More Millennials Are Dying 'Deaths of Despair,' as Overdose and Suicide Rates Climb

Jamie Ducharme
More Millennials Are Dying 'Deaths of Despair,' as Overdose and Suicide Rates Climb

There’s been a marked uptick in so-called deaths of despair—those involving drugs, alcohol or suicide—among millennials over the last decade, according to a new report released by public-health groups Trust for America’s Health and Well Being Trust.

Drug, alcohol and suicide deaths have risen in nearly every age group over the last decade, but the increase has been especially pronounced for younger Americans. Between 2007 and 2017, drug-related deaths increased by 108% among adults ages 18 to 34, while alcohol-related deaths increased by 69% and suicides increased by 35%, according to the report, which drew on Centers for Disease Control and Prevention data. All together, about 36,000 millennials died “deaths of despair” in 2017, with fatal drug overdoses being the biggest driver.

As in every age group, the opioid crisis has been a major cause of fatal drug overdoses among millennials—though new federal estimates suggest these rates may be starting to slow. Opioids, including synthetic opioids like fentanyl, were involved in the majority of drug overdose deaths in 2017, the new report shows. Meanwhile, heavy drinking seems to be contributing to a disproportionate increase in alcohol-related deaths for younger Americans.

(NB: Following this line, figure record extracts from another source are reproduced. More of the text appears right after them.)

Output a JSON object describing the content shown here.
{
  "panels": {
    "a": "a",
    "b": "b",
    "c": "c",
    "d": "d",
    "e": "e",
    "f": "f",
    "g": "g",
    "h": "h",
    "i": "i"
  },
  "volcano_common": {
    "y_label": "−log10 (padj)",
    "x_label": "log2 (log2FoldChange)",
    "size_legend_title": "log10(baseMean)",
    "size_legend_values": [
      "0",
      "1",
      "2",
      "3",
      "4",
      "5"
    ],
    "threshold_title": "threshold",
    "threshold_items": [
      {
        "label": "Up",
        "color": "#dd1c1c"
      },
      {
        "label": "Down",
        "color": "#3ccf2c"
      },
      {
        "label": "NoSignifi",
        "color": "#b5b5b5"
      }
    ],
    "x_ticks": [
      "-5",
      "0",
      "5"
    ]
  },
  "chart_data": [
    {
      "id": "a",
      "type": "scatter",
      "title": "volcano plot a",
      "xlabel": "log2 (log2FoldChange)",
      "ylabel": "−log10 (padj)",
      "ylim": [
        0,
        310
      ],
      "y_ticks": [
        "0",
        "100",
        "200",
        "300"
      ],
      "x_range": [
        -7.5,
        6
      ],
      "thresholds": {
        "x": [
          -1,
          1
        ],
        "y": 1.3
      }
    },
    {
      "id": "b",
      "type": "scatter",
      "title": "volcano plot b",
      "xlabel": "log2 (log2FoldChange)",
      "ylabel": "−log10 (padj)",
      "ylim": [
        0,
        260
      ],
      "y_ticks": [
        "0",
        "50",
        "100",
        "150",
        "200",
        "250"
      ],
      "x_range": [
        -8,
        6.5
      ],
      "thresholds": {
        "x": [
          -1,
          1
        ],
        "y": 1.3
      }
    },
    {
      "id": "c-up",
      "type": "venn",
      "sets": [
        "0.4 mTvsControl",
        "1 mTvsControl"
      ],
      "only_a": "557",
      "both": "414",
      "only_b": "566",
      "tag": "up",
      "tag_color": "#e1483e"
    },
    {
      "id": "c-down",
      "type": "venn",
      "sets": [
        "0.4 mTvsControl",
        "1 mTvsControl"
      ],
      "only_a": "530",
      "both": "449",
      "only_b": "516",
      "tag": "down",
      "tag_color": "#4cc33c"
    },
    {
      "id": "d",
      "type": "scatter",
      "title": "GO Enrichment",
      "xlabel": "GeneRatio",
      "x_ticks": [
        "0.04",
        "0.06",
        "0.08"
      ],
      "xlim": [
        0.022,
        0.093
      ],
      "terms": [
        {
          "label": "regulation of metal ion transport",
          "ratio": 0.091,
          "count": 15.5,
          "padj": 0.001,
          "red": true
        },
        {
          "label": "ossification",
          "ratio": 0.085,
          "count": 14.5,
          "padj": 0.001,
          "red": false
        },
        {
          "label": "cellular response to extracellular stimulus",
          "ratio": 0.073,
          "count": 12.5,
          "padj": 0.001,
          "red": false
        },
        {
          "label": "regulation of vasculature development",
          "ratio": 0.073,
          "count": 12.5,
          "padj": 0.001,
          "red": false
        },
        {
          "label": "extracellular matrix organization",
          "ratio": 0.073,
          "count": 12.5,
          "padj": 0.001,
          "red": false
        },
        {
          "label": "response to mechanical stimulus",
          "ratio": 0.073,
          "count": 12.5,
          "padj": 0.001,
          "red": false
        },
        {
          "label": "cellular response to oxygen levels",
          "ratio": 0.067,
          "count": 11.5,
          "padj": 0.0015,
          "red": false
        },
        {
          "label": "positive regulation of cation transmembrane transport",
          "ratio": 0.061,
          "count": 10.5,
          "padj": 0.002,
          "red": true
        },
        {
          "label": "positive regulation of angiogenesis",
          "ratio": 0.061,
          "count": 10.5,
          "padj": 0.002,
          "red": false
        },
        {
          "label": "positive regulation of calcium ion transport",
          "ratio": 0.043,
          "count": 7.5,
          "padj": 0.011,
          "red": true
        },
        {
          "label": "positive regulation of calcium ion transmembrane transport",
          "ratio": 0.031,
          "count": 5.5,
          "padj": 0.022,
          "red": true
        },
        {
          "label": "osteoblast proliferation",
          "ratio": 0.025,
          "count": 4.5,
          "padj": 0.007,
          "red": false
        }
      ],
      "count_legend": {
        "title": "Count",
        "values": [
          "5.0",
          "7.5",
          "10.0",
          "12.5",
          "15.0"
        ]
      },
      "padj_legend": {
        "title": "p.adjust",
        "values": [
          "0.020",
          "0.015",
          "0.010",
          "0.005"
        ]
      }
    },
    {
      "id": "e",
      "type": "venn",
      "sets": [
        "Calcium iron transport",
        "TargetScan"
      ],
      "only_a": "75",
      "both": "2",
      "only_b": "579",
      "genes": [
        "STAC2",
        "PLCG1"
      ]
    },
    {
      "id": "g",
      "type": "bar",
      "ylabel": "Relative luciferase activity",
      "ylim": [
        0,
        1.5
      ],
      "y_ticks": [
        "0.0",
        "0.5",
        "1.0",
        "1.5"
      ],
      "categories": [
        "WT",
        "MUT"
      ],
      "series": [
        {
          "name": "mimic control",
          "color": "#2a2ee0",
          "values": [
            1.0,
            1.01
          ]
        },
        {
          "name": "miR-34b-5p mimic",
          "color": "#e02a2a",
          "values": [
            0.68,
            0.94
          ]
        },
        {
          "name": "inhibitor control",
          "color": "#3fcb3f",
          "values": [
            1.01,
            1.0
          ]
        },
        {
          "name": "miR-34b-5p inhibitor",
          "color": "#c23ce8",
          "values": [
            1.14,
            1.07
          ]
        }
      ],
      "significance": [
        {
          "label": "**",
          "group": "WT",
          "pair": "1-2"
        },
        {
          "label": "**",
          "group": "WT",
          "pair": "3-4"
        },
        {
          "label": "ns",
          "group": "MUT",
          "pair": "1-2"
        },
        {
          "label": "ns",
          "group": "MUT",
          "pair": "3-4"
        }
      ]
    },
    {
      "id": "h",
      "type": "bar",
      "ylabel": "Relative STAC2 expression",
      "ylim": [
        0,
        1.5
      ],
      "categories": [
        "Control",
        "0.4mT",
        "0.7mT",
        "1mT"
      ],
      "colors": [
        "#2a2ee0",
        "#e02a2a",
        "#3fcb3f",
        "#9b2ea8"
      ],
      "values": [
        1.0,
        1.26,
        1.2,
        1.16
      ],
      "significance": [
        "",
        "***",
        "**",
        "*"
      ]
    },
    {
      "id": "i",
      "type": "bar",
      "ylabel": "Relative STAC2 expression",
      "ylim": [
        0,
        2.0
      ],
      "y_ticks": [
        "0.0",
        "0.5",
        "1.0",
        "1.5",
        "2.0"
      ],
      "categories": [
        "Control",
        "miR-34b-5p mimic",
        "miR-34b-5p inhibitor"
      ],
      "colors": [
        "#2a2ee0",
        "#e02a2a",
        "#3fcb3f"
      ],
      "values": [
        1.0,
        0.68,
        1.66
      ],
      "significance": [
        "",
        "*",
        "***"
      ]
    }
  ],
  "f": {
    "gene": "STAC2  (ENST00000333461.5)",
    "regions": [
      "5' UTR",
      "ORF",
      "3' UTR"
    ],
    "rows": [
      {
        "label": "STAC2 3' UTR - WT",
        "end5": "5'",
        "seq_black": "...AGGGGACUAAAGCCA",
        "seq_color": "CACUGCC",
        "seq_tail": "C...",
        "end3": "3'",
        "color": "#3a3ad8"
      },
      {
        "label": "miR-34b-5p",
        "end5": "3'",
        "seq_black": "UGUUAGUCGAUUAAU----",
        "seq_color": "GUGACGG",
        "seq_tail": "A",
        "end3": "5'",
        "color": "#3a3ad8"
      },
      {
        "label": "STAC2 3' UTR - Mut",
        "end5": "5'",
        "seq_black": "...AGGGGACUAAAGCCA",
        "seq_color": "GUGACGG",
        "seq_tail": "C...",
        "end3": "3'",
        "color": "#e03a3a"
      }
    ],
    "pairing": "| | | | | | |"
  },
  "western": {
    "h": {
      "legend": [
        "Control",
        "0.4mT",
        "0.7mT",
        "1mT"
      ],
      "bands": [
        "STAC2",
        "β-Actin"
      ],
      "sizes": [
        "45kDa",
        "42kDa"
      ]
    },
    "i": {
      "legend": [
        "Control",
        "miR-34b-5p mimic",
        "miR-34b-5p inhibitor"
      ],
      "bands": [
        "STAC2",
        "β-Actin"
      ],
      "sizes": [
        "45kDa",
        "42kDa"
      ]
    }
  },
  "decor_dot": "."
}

Young people, the report notes, are typically more likely than older adults to engage in risk-taking behaviors—including drug and alcohol use—due to their stage in development. But the report argues that there are also a number of generation-specific factors that are plaguing millennials, including financial stressors stemming from student loan debt, health care and high housing costs. Social support may also be lacking for millennials, as fewer people take part in faith- and community-based organizations and more people delay marriage.

These issues can contribute to mental health conditions, and younger Americans report higher rates of depression and anxiety than previous generations. While there’s never a single cause of suicide, mental health conditions like these are considered a primary risk factor.

The report offers a number of recommendations for slowing these troubling increases in “deaths of despair,” including making treatment and screening for mental health and substance use disorders more accessible and part of routine healthcare; prioritizing prevention programs; making it easier and more affordable for young people to get good health insurance; implementing better drug abuse monitoring and prescription practices nationwide; and further taxing alcohol to drive down sales. It also calls for better substance misuse treatment within the criminal justice system, since a disproportionately high number of millennials are incarcerated.

If you or someone you know may be contemplating suicide, call the National Suicide Prevention Lifeline at 1-800-273-8255 or text HOME to 741741 to reach the Crisis Text Line. In emergencies, call 911, or seek care from a local hospital or mental health provider.